Mundus Novit: “The Crew”

As I’ve written elsewhere, Mundus Novit can be used for a lot of different styles of play. I mentioned my Osiris concept, which is basically a riff on the comic Planetary. That’s pretty much a super-hero concept, even though it is one without colourful costumes.

I had an idea for another super-hero game set in Mundus Novit, but this one would be with supers in costume. However, the player characters would not be those supers. The PCs would be a team assigned to remove supers whenever they got out of line.

And they get out of line a lot.

This campaign was also based on a comic, this time The Boys, written by Garth Ennis and illustrated by Darick Robertson. The PCs would be part of a government (or possibly private, like Osiris) organization that keeps watch on the supers. In this setting, supers (or “masks”) start showing up and being deputized to work alongside municipal police departments. This is a move by certain corporations who sponsor the supers–and, it turns out, give ‘donations’ to the police forces who allow their sponsored supers to operate. Things get really cosy, and the municipalities, including some of the bigger ones, start to turn a blind eye to some questionable corporate actions.

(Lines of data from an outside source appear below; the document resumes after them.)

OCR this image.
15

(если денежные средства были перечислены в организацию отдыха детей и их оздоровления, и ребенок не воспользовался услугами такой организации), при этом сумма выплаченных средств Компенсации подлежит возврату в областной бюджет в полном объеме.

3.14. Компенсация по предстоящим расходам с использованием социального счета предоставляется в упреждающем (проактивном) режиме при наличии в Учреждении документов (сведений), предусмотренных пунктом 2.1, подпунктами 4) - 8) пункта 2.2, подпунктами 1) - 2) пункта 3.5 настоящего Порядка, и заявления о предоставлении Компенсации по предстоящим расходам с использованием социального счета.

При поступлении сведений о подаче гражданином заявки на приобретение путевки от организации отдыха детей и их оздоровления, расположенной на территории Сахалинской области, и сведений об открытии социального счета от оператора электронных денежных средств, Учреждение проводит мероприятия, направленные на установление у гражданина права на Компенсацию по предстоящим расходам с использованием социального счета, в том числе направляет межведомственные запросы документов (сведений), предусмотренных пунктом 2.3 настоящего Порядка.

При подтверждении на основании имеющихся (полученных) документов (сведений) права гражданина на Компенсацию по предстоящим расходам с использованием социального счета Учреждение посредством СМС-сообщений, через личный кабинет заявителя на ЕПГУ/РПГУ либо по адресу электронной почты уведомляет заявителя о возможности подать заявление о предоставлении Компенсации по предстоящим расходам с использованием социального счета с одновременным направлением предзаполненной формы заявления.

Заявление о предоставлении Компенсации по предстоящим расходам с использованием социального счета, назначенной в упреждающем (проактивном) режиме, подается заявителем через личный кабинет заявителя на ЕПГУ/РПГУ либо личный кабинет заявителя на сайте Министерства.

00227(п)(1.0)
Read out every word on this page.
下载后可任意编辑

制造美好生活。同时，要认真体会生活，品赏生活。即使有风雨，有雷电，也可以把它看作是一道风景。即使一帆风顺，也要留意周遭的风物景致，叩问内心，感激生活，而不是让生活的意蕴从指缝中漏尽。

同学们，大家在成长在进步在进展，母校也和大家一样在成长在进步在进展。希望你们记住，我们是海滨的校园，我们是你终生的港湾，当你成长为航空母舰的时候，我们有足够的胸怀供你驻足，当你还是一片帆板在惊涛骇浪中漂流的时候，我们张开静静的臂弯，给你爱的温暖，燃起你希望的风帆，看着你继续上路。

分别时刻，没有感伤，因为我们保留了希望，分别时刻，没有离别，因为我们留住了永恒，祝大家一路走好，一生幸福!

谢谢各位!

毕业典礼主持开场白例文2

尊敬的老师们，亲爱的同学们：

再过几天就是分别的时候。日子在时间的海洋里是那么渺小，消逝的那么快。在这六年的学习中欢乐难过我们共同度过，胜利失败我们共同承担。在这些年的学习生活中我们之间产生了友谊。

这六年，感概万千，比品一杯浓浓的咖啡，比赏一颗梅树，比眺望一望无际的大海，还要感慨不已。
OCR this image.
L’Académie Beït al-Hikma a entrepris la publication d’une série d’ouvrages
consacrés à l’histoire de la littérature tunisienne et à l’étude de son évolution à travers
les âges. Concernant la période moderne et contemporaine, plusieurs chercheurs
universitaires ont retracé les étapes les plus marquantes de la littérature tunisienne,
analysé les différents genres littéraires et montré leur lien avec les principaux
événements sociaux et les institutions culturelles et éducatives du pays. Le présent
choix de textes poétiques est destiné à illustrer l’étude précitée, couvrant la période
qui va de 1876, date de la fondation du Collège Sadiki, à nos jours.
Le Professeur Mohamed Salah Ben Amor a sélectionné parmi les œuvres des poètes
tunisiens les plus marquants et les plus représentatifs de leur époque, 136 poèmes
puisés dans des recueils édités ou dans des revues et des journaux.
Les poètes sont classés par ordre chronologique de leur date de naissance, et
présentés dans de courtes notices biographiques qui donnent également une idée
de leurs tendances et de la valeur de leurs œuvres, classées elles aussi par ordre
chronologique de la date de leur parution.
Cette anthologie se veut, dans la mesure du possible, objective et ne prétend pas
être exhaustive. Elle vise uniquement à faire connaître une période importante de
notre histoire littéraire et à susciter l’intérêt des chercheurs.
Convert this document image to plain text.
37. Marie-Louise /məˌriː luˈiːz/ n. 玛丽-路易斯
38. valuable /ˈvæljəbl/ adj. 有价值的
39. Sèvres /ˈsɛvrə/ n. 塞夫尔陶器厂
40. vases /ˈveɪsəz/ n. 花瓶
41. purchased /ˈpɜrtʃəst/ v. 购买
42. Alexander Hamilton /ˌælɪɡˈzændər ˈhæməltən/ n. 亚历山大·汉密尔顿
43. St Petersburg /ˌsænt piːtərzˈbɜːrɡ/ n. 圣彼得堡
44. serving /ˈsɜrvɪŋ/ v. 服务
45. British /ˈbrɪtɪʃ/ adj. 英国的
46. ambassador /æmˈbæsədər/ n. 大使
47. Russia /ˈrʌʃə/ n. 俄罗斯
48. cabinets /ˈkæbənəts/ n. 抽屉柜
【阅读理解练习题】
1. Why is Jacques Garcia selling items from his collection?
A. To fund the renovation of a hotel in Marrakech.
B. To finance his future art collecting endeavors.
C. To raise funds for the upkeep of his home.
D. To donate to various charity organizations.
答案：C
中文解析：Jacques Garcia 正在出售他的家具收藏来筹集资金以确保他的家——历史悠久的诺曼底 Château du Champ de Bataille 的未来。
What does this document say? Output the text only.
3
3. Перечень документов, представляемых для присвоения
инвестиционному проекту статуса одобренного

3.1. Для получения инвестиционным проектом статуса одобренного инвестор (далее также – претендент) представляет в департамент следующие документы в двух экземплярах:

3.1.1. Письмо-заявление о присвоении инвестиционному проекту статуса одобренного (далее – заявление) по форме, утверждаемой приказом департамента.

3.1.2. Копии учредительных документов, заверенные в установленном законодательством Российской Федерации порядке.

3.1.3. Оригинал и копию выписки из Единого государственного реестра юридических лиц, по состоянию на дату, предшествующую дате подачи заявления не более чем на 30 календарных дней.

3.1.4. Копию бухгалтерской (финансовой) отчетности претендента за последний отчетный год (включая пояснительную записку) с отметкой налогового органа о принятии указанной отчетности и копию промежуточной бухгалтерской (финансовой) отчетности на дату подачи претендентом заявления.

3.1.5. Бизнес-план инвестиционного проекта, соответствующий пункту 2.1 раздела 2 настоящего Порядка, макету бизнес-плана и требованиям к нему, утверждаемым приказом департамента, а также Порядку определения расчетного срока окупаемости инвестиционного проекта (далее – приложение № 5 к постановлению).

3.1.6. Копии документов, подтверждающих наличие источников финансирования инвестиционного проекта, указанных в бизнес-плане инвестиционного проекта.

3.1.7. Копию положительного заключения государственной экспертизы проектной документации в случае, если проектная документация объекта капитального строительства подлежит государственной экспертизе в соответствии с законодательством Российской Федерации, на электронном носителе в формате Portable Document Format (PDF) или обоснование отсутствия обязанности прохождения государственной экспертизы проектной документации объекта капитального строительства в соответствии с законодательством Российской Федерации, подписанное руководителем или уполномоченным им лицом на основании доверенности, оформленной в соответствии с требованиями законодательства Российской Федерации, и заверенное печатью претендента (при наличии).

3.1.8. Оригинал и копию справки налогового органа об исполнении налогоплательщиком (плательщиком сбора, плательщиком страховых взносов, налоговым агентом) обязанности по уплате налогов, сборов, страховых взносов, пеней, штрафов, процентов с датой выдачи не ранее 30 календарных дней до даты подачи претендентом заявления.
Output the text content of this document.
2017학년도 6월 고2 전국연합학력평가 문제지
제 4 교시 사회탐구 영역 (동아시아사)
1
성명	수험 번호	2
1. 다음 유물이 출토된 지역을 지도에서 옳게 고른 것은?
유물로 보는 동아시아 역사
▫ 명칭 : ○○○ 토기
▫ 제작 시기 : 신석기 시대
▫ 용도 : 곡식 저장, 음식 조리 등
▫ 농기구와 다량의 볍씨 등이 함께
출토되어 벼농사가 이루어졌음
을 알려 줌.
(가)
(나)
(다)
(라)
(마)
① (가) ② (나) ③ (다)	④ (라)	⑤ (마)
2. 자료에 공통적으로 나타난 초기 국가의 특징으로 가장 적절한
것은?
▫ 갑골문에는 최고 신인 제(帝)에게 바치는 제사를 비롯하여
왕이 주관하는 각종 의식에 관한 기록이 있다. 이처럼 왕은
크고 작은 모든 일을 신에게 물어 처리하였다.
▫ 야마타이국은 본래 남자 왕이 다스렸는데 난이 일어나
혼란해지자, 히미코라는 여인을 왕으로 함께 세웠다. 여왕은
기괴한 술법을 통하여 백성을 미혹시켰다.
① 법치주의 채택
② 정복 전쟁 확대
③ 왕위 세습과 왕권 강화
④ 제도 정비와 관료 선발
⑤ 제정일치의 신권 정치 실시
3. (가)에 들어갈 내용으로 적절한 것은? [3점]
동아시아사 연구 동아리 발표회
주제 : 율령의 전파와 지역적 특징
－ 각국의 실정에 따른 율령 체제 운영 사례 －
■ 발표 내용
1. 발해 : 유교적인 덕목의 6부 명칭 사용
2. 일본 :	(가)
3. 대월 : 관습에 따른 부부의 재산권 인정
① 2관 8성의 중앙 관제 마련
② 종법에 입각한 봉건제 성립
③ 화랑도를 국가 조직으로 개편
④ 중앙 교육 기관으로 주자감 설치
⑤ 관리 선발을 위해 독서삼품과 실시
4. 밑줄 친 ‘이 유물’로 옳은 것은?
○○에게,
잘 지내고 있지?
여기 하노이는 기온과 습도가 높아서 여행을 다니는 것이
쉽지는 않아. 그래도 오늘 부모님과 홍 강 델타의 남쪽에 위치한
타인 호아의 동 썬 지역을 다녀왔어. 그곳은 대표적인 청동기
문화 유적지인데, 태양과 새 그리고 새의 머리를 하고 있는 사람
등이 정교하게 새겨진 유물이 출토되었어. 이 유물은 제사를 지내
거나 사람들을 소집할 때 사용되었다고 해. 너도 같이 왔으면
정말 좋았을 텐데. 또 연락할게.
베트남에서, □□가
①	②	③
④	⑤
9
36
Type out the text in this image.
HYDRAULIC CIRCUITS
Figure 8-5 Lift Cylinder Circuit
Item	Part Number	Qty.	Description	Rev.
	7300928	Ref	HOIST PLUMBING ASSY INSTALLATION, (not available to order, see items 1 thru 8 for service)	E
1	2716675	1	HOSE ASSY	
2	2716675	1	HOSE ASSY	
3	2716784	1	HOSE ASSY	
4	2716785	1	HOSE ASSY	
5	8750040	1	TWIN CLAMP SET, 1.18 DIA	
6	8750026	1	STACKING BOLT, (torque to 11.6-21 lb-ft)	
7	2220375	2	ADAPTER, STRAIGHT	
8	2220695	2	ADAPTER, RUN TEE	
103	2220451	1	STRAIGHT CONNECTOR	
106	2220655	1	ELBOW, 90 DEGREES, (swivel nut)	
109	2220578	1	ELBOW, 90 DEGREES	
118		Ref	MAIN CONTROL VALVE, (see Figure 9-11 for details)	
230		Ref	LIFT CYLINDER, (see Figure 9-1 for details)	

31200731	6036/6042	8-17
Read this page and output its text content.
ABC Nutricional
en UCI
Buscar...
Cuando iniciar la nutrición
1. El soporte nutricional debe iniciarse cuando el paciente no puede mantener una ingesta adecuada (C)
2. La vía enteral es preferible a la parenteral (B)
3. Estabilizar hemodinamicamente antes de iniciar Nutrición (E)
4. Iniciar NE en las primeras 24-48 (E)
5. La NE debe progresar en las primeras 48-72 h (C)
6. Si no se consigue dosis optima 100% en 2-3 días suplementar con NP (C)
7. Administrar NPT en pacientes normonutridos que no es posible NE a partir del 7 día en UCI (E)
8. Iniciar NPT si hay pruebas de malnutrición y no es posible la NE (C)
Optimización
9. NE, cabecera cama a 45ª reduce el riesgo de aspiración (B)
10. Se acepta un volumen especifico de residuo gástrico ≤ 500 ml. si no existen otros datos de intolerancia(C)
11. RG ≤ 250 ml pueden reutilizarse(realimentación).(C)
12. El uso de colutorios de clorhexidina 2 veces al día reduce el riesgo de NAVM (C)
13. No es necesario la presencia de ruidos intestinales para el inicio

These corporate shenanigans–including attempts to silence competition and opposition, as well as human experimentation–lead to the activation of the Crew (or a group with a more inspiring team name). The PCs are assigned to mess up those supers who are covering for the corporation, or who are involved in criminality themselves.

The PCs would learn, during the campaign, that someone has cracked the Oberon virus. Someone is now tailoring it specifically to order. The corporations are buying this and creating their own purpose-built supers. The PCs may be the same, they may be have higher stages of the Oberon effect than the supers they face, and they may be random or designed. The campaign was to be based on the discovery of this new aspect of Oberon, and to find out who had cracked its code.

I’ve got a short piece of fiction for this setting, but its language is even stronger than what we’ve been presenting with Dark Horizons, so if you want to read it, it’s available here. I’m warning you, the attitude and language may offend, so don’t be complaining if you read it.

The Crew is much darker, much dirtier, and much more violent than Osiris. Thing is, they could inhabit the same world. It’s a stretch, but these guys might even inhabit the world of Dark Horizons as well. The idea of the campaign was that the supers would start to appear late in the secret history, outside of what is presented in the sourcebook.

In Dark Horizons, after the mission in Kathmandu, Tangible Stream or the Vault might be pulled into the campaign as the supers begin to appear. Maybe only one or two supers or teams are active, but already there are concerns. Supers in colourful costumes kind of destroys the gritty, black-ops feel I’m going for with Dark Horizons, but I think it could still work. A bit of a shift in gears, but totally doable.

As for Osiris, it has its own story arc that leads to a discovery, and tacking on the Crew’s campaign narrative would be pretty easy. But that revelation needs to wait until the Osiris Files actually come out.

I think, for this game, I would use Mutant & Masterminds 2E. It just seems fitting when one has super-heroes, whatever their source. However, once the Mundus Novit True20 supplement comes out, I would suggest it instead. It is actually planned to address exactly this need–something that balances True20 and superheroics–though the method I use may not be acceptable to some.

That method? Again, sorry but you’ll have to wait and see.